Mr. Silverstein, 83, who died Sunday, Nov. 22, after suffering a heart attack at his home in Stockbridge, Mass., was concertmaster of the Boston Symphony Orchestra from 1962 to 1983 and music director of the Utah Symphony from 1983 to 1998, and had been the gray eminence of the Curtis Institute violin faculty since 2000. He was revered as a man of gravitas without pretension.

Though some of his chamber music recordings are considered classics, he happily melded into an ensemble. "This is not a sacrifice of creativity," he once said. "It is using your creativity in a slightly different way."

He won awards accorded to soloists - such as the silver medal at the Queen Elisabeth competition in 1959 - but his career was often spent shoring up musical infrastructures. While concertmaster in Boston, he was additionally named assistant conductor in 1971, which meant that then-music director Seiji Ozawa always had a backup. In recent years, he served as adviser or interim director of many orchestras, including the Florida Philharmonic.
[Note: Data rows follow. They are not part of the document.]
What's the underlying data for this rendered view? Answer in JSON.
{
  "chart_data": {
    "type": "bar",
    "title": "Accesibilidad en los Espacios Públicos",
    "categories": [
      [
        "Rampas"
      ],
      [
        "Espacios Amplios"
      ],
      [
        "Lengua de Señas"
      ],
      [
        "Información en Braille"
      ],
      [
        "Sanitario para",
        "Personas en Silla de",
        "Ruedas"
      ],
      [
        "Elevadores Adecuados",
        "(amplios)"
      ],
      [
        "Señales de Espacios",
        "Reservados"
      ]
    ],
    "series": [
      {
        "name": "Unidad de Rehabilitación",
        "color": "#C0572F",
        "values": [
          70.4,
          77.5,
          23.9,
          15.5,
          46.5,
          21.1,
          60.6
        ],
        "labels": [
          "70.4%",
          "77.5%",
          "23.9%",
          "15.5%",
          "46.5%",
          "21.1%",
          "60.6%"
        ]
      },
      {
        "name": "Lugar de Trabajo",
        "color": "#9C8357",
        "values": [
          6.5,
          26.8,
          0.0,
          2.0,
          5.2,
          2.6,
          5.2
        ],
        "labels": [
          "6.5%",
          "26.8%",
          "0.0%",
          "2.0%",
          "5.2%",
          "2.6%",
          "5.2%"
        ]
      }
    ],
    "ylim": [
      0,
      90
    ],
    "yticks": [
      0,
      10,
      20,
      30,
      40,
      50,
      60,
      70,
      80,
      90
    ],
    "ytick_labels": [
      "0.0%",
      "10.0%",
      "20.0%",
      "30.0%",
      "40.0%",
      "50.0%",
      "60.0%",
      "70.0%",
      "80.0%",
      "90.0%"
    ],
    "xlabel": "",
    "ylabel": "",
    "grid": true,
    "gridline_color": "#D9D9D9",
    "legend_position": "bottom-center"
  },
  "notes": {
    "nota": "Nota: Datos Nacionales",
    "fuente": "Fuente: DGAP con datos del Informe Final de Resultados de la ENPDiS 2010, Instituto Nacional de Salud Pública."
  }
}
But he never neglected his instrument, and had much useful advice about time management.

"Every time I go near my violin case, I asked two questions ... what am I practicing and why," he said during a master class. "If I can't answer those questions, I might as well do something else. You'd be surprised what you can accomplish in five minutes."

Roberto Diaz, now president of Curtis, attended that class and considers the advice almost daily in his own viola practice time. Others talk as much about Mr. Silverstein's warm-up exercises as the fine points of interpretation heard on his recordings with the Boston Symphony Chamber Players, which he cofounded.
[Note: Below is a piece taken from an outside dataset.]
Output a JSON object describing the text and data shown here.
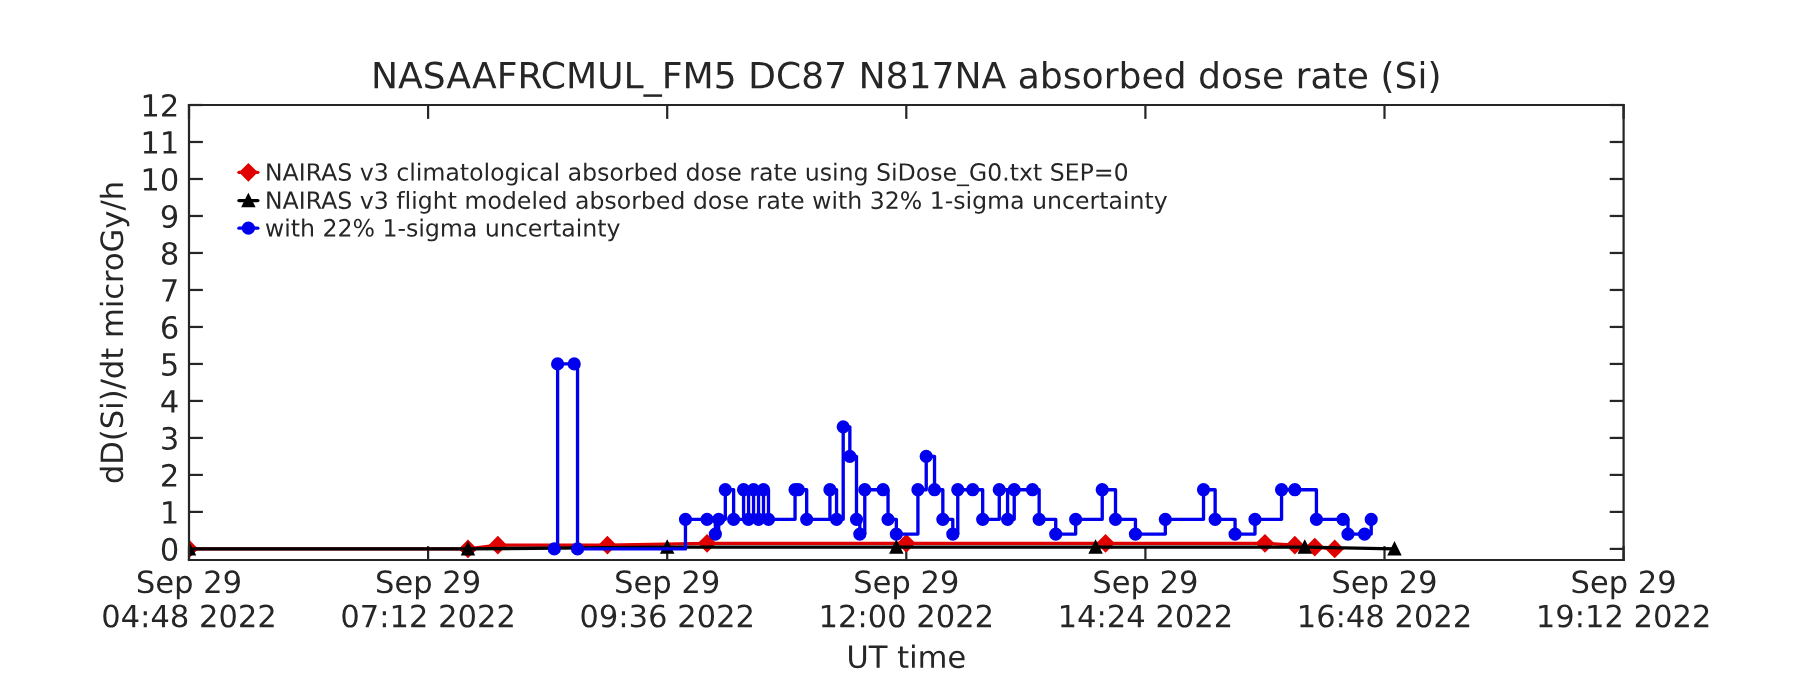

His influence extended to those who never met him, including Philadelphia Orchestra concertmaster David Kim. "Many of the things that I try to do in my concert-mastering are passed down from him," Kim wrote on Facebook on Monday.

Though the Detroit native studied with great Old World teachers such as Josef Gingold and, at Curtis, Efrem Zimbalist, Mr. Silverstein's delight in younger talent was obvious - to wit, his 1970 recording of the Debussy Violin Sonata with then-firebrand Michael Tilson Thomas on piano, and his 2007 Philadelphia recital with the iconoclastic Awadagin Pratt.

Only last week at Curtis, Diaz was having a particularly good lesson with student violist Haeji Kim when Mr. Silverstein, who had happened to be passing by, burst in and exclaimed, "Playing like that should be illegal!" It was high praise, and indicative of his less-formal - sometimes parental - approach toward teaching.

"An educational institution has to redefine itself periodically," he once said. "Today ... teachers on the faculty at Curtis take a much more vibrant interest in the totality of their students' lives."

He is survived by his wife, Adrienne; daughters Bunny and Deborah; son Mark; and four grandchildren.

A memorial service will be announced later.